Benchmarking setup

The SpeedyMarkov and reference implementations have been benchmarked with a range of optimisations including making use of Rcpp and parallisation. Several parallisation approaches have been explored as has the use of a varying number of cores. The benchmarking grid has been implemented within SpeedyMarkov - see below for details.

  • Load required packages.
library(SpeedyMarkov)
library(microbenchmark)
library(parallel)
library(furrr)
#> Loading required package: future
library(ggplot2)
  • Code for the benchmarking grid.
SpeedyMarkov::benchmark_markov
#> function (markov_model = NULL, reference = NULL, duration = NULL, 
#>     samples = NULL, times = 1) 
#> {
#>     future::plan(future::multiprocess, workers = 4)
#>     benchmark <- microbenchmark::microbenchmark(Reference = {
#>         reference(cycles = duration, samples = samples)
#>     }, R = {
#>         markov_ce_pipeline(markov_model(), duration = duration, 
#>             samples = samples, sim_type = "base", sample_type = "base")
#>     }, `Rcpp inner loop` = {
#>         markov_ce_pipeline(markov_model(), duration = duration, 
#>             samples = samples, sim_type = "armadillo_inner", 
#>             sample_type = "base")
#>     }, `Rcpp simulation` = {
#>         markov_ce_pipeline(markov_model(), duration = duration, 
#>             samples = samples, sim_type = "armadillo_all", sample_type = "base")
#>     }, `Rcpp simulation + sampling` = {
#>         markov_ce_pipeline(markov_model(), duration = duration, 
#>             samples = samples, sim_type = "armadillo_all", sample_type = "rcpp")
#>     }, `Rcpp simulation + sampling - mclapply (2 cores)` = {
#>         markov_ce_pipeline(markov_model(), duration = duration, 
#>             samples = samples, sim_type = "armadillo_all", sample_type = "rcpp", 
#>             batches = 2, batch_fn = parallel::mclapply, mc.cores = 2)
#>     }, `Rcpp simulation + sampling - mclapply (4 cores)` = {
#>         markov_ce_pipeline(markov_model(), duration = duration, 
#>             samples = samples, sim_type = "armadillo_all", sample_type = "rcpp", 
#>             batches = 4, batch_fn = parallel::mclapply, mc.cores = 4)
#>     }, `Rcpp simulation + sampling - furrr::future_map (4 cores)` = {
#>         markov_ce_pipeline(markov_model(), duration = duration, 
#>             samples = samples, sim_type = "armadillo_all", sample_type = "rcpp", 
#>             batches = 4, batch_fn = furrr::future_map)
#>     }, times = times)
#>     return(benchmark)
#> }
#> <bytecode: 0x69e1e48>
#> <environment: namespace:SpeedyMarkov>

All benchmarking results have been run elsewhere (inst/scripts/benchmarking.R) and then saved (inst/benchmarks). These benchmarks can be recreated locally by running the following in the package directory (Warning:: This is likely to take upwards of an hour and a half).

Two state Markov model

The two state Markov model has been benchmarked for both 100 cycles and 200 cycles (duration) with 100,000 samples each time - repeated 10 times per benchmark.

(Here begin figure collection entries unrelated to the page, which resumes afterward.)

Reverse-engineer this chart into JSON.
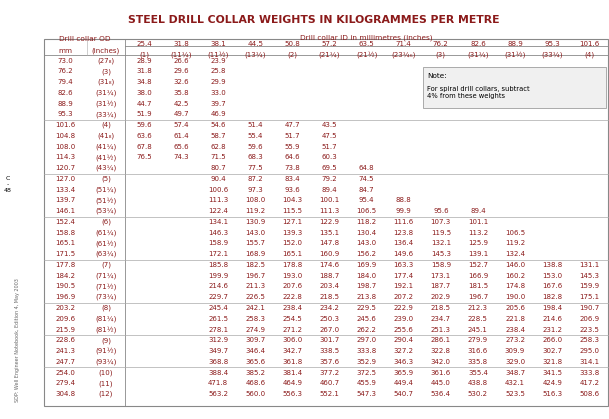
{
  "title": "STEEL DRILL COLLAR WEIGHTS IN KILOGRAMMES PER METRE",
  "title_color": "#8B1A1A",
  "background_color": "#FFFFFF",
  "header_color": "#8B1A1A",
  "data_color": "#8B1A1A",
  "border_color": "#888888",
  "sep_color": "#aaaaaa",
  "note_bg": "#f0f0f0",
  "note_border": "#aaaaaa",
  "side_label": "C\n-\n48",
  "footer_text": "SDP: Well Engineer Notebook, Edition 4, May 2003",
  "id_mms": [
    "25.4",
    "31.8",
    "38.1",
    "44.5",
    "50.8",
    "57.2",
    "63.5",
    "71.4",
    "76.2",
    "82.6",
    "88.9",
    "95.3",
    "101.6"
  ],
  "id_inch": [
    "(1)",
    "(11¼)",
    "(11½)",
    "(13¼)",
    "(2)",
    "(21¼)",
    "(21½)",
    "(23¼₆)",
    "(3)",
    "(31¼)",
    "(31½)",
    "(33¼)",
    "(4)"
  ],
  "rows": [
    [
      "73.0",
      "(27₈)",
      "28.9",
      "26.6",
      "23.9",
      "",
      "",
      "",
      "",
      "",
      "",
      "",
      "",
      "",
      ""
    ],
    [
      "76.2",
      "(3)",
      "31.8",
      "29.6",
      "25.8",
      "",
      "",
      "",
      "",
      "",
      "",
      "",
      "",
      "",
      ""
    ],
    [
      "79.4",
      "(31₈)",
      "34.8",
      "32.6",
      "29.9",
      "",
      "",
      "",
      "",
      "",
      "",
      "",
      "",
      "",
      ""
    ],
    [
      "82.6",
      "(31¼)",
      "38.0",
      "35.8",
      "33.0",
      "",
      "",
      "",
      "",
      "",
      "",
      "",
      "",
      "",
      ""
    ],
    [
      "88.9",
      "(31½)",
      "44.7",
      "42.5",
      "39.7",
      "",
      "",
      "",
      "",
      "",
      "",
      "",
      "",
      "",
      ""
    ],
    [
      "95.3",
      "(33¼)",
      "51.9",
      "49.7",
      "46.9",
      "",
      "",
      "",
      "",
      "",
      "",
      "",
      "",
      "",
      ""
    ],
    [
      "101.6",
      "(4)",
      "59.6",
      "57.4",
      "54.6",
      "51.4",
      "47.7",
      "43.5",
      "",
      "",
      "",
      "",
      "",
      "",
      ""
    ],
    [
      "104.8",
      "(41₈)",
      "63.6",
      "61.4",
      "58.7",
      "55.4",
      "51.7",
      "47.5",
      "",
      "",
      "",
      "",
      "",
      "",
      ""
    ],
    [
      "108.0",
      "(41¼)",
      "67.8",
      "65.6",
      "62.8",
      "59.6",
      "55.9",
      "51.7",
      "",
      "",
      "",
      "",
      "",
      "",
      ""
    ],
    [
      "114.3",
      "(41½)",
      "76.5",
      "74.3",
      "71.5",
      "68.3",
      "64.6",
      "60.3",
      "",
      "",
      "",
      "",
      "",
      "",
      ""
    ],
    [
      "120.7",
      "(43¼)",
      "",
      "",
      "80.7",
      "77.5",
      "73.8",
      "69.5",
      "64.8",
      "",
      "",
      "",
      "",
      "",
      ""
    ],
    [
      "127.0",
      "(5)",
      "",
      "",
      "90.4",
      "87.2",
      "83.4",
      "79.2",
      "74.5",
      "",
      "",
      "",
      "",
      "",
      ""
    ],
    [
      "133.4",
      "(51¼)",
      "",
      "",
      "100.6",
      "97.3",
      "93.6",
      "89.4",
      "84.7",
      "",
      "",
      "",
      "",
      "",
      ""
    ],
    [
      "139.7",
      "(51½)",
      "",
      "",
      "111.3",
      "108.0",
      "104.3",
      "100.1",
      "95.4",
      "88.8",
      "",
      "",
      "",
      "",
      ""
    ],
    [
      "146.1",
      "(53¼)",
      "",
      "",
      "122.4",
      "119.2",
      "115.5",
      "111.3",
      "106.5",
      "99.9",
      "95.6",
      "89.4",
      "",
      "",
      ""
    ],
    [
      "152.4",
      "(6)",
      "",
      "",
      "134.1",
      "130.9",
      "127.1",
      "122.9",
      "118.2",
      "111.6",
      "107.3",
      "101.1",
      "",
      "",
      ""
    ],
    [
      "158.8",
      "(61¼)",
      "",
      "",
      "146.3",
      "143.0",
      "139.3",
      "135.1",
      "130.4",
      "123.8",
      "119.5",
      "113.2",
      "106.5",
      "",
      ""
    ],
    [
      "165.1",
      "(61½)",
      "",
      "",
      "158.9",
      "155.7",
      "152.0",
      "147.8",
      "143.0",
      "136.4",
      "132.1",
      "125.9",
      "119.2",
      "",
      ""
    ],
    [
      "171.5",
      "(63¼)",
      "",
      "",
      "172.1",
      "168.9",
      "165.1",
      "160.9",
      "156.2",
      "149.6",
      "145.3",
      "139.1",
      "132.4",
      "",
      ""
    ],
    [
      "177.8",
      "(7)",
      "",
      "",
      "185.8",
      "182.5",
      "178.8",
      "174.6",
      "169.9",
      "163.3",
      "158.9",
      "152.7",
      "146.0",
      "138.8",
      "131.1"
    ],
    [
      "184.2",
      "(71¼)",
      "",
      "",
      "199.9",
      "196.7",
      "193.0",
      "188.7",
      "184.0",
      "177.4",
      "173.1",
      "166.9",
      "160.2",
      "153.0",
      "145.3"
    ],
    [
      "190.5",
      "(71½)",
      "",
      "",
      "214.6",
      "211.3",
      "207.6",
      "203.4",
      "198.7",
      "192.1",
      "187.7",
      "181.5",
      "174.8",
      "167.6",
      "159.9"
    ],
    [
      "196.9",
      "(73¼)",
      "",
      "",
      "229.7",
      "226.5",
      "222.8",
      "218.5",
      "213.8",
      "207.2",
      "202.9",
      "196.7",
      "190.0",
      "182.8",
      "175.1"
    ],
    [
      "203.2",
      "(8)",
      "",
      "",
      "245.4",
      "242.1",
      "238.4",
      "234.2",
      "229.5",
      "222.9",
      "218.5",
      "212.3",
      "205.6",
      "198.4",
      "190.7"
    ],
    [
      "209.6",
      "(81¼)",
      "",
      "",
      "261.5",
      "258.3",
      "254.5",
      "250.3",
      "245.6",
      "239.0",
      "234.7",
      "228.5",
      "221.8",
      "214.6",
      "206.9"
    ],
    [
      "215.9",
      "(81½)",
      "",
      "",
      "278.1",
      "274.9",
      "271.2",
      "267.0",
      "262.2",
      "255.6",
      "251.3",
      "245.1",
      "238.4",
      "231.2",
      "223.5"
    ],
    [
      "228.6",
      "(9)",
      "",
      "",
      "312.9",
      "309.7",
      "306.0",
      "301.7",
      "297.0",
      "290.4",
      "286.1",
      "279.9",
      "273.2",
      "266.0",
      "258.3"
    ],
    [
      "241.3",
      "(91½)",
      "",
      "",
      "349.7",
      "346.4",
      "342.7",
      "338.5",
      "333.8",
      "327.2",
      "322.8",
      "316.6",
      "309.9",
      "302.7",
      "295.0"
    ],
    [
      "247.7",
      "(93¼)",
      "",
      "",
      "368.8",
      "365.6",
      "361.8",
      "357.6",
      "352.9",
      "346.3",
      "342.0",
      "335.8",
      "329.0",
      "321.8",
      "314.1"
    ],
    [
      "254.0",
      "(10)",
      "",
      "",
      "388.4",
      "385.2",
      "381.4",
      "377.2",
      "372.5",
      "365.9",
      "361.6",
      "355.4",
      "348.7",
      "341.5",
      "333.8"
    ],
    [
      "279.4",
      "(11)",
      "",
      "",
      "471.8",
      "468.6",
      "464.9",
      "460.7",
      "455.9",
      "449.4",
      "445.0",
      "438.8",
      "432.1",
      "424.9",
      "417.2"
    ],
    [
      "304.8",
      "(12)",
      "",
      "",
      "563.2",
      "560.0",
      "556.3",
      "552.1",
      "547.3",
      "540.7",
      "536.4",
      "530.2",
      "523.5",
      "516.3",
      "508.6"
    ]
  ],
  "group_separators": [
    6,
    11,
    15,
    19,
    23,
    26,
    29
  ],
  "figsize": [
    6.09,
    4.19
  ],
  "dpi": 100
}
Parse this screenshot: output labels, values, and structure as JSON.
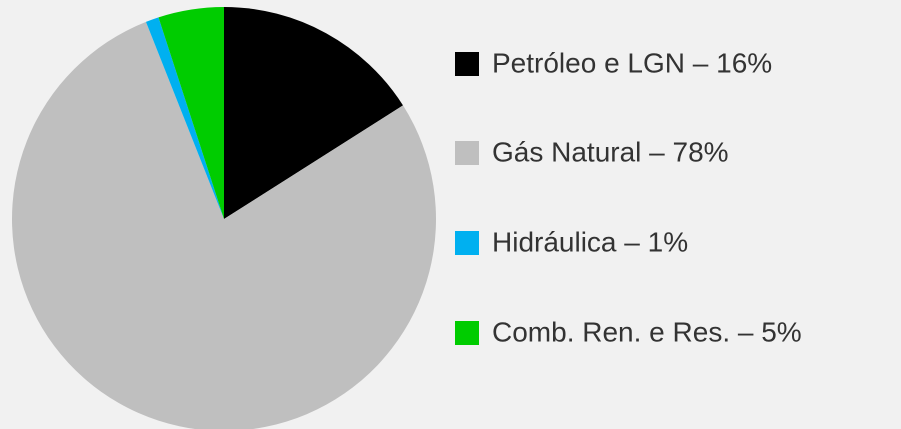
{
  "chart_data": {
    "type": "pie",
    "categories": [
      "Petróleo e LGN – 16%",
      "Gás Natural – 78%",
      "Hidráulica – 1%",
      "Comb. Ren. e Res. – 5%"
    ],
    "values": [
      16,
      78,
      1,
      5
    ],
    "colors": [
      "#000000",
      "#bfbfbf",
      "#00b0f0",
      "#00cc00"
    ],
    "legend": "right"
  }
}
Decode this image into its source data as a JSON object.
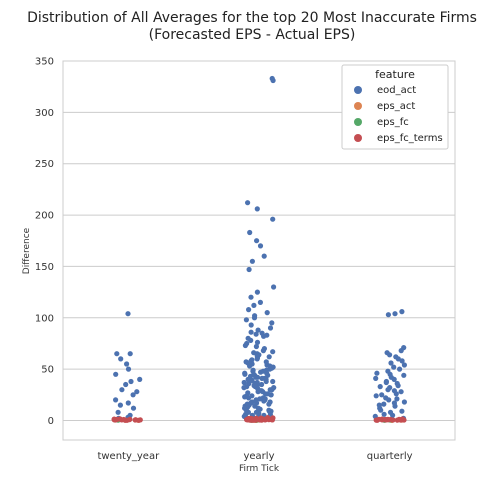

Benchmarking results show that both Rcpp implementations consistently outperform other implementations with the full Rcpp implementation being overall slightly faster but with potentially some instability. Parallisation appears to work well and scale with the number of cores used. Both parallisation approaches work equally well with furrr preferred due to its support for Windows. On a 4 core machine a parallel approach takes around 10% of the reference approaches runtime. There was also a substantial speed up - though less dramatic - when compared to the R SpeedyMarkov approach.

Increasing the number of cycles (duration) resulted in a an approximate doubling of the runtime for both the reference and R SpeedyMarkov approaches. However, all C++ based approaches had only small increases in runtime highlighting the increased performance that C provides (though the difference between the partial and full C++ approaches did increase). In fact the parallel C++ implementations showed no apparent increase in runtime when the duration was doubled. This indicates that this approach should scale well to more complex models and/or longer runtimes.